Clearly, the private sector has not only failed to offer innovative solutions that would accelerate and broaden the spread of vaccines, it could not even keep pace with the government channel and was starting to be a drag on India’s ambitious plans to cover all adults by December.

As before, the it fell to the states to convey the truth to Modi’s government. Several chief ministers wrote to the Union government calling for a reduction in the percentage allotted to the private sector, down from 25% to 10% or even 5%, arguing that this would speed up the pace of vaccination.

And now, a News18 report has cited unnamed senior government officials claiming that the government “may reduce the 25% quota of vaccination supply for private hospitals, given their subdued response, and procure more on its end for supplies to states which have been asking for more doses”.

If that happens, it will only add credence to the now widely held belief that India simply did not plan to quickly inoculate all of its citizens in 2021, and then suddenly had to change tack as the second wave hit – leading to a panicked, misguided April policy change, that then took months to untangle.
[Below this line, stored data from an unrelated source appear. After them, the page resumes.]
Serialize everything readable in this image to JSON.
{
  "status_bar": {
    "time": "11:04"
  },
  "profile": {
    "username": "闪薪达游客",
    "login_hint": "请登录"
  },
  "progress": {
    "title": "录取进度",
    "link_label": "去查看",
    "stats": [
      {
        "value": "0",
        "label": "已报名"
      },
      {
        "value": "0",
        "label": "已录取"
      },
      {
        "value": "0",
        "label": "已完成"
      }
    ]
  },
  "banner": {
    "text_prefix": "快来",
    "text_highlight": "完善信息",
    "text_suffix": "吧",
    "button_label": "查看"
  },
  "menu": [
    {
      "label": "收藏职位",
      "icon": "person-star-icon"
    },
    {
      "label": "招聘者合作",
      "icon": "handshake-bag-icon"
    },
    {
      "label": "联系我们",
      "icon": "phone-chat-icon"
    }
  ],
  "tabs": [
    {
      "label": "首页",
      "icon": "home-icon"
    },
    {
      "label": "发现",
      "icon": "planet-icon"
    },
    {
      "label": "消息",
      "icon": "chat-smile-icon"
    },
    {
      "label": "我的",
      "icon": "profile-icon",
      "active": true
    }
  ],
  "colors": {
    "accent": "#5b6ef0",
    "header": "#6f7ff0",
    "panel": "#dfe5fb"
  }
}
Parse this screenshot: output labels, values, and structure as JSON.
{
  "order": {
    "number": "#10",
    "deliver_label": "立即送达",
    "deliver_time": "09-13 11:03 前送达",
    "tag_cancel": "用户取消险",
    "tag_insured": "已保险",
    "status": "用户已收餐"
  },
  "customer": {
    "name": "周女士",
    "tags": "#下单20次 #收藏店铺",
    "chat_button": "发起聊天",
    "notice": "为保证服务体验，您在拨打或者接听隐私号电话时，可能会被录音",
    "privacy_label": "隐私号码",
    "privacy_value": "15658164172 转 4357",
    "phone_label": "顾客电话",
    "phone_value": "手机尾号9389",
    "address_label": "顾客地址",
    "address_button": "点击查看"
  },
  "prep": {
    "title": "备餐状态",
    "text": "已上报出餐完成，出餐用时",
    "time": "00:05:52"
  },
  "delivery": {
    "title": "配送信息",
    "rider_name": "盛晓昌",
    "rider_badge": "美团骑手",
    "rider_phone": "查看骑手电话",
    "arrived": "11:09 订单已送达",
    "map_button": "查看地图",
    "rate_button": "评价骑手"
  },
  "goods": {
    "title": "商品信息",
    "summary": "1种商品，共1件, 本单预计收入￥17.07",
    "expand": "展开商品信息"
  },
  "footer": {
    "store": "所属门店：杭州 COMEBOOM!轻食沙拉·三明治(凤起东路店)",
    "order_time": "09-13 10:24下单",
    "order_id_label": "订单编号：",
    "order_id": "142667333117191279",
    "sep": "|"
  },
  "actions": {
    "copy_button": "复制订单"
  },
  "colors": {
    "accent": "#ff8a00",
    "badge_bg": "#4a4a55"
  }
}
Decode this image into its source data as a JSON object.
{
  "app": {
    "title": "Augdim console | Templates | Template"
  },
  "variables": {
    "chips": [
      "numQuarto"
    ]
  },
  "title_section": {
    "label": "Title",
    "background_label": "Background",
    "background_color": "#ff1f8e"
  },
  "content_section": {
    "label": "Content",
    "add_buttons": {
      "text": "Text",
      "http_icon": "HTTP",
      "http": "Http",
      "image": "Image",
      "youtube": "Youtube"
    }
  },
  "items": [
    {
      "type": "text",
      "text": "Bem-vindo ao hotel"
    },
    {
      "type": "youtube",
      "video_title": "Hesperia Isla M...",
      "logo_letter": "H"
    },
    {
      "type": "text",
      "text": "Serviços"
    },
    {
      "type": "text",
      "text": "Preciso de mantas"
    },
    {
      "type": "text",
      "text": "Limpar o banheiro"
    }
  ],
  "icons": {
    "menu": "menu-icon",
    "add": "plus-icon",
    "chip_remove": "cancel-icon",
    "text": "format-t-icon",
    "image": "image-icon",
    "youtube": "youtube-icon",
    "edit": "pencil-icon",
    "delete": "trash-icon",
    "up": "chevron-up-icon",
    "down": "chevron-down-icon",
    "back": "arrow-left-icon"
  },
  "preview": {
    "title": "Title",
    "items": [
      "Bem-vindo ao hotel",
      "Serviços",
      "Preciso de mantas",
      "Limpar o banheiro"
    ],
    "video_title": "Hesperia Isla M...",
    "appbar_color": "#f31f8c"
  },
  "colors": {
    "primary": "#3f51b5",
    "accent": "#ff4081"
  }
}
It also raises questions about the decision-making within government, and whether its susceptibility to the private sector lobbying acknowledged by Piyush Goyal is responsible for some of the mess.

Policymaking in a situation as complex and dynamic as a pandemic was always going to be complicated, and likely to involve failed bets or rejigged priorities. Yet the flaws of the April 19 policy were apparent to most from the beginning. Will there be a real reckoning for those within government who championed the changes or an honest examination of what went wrong?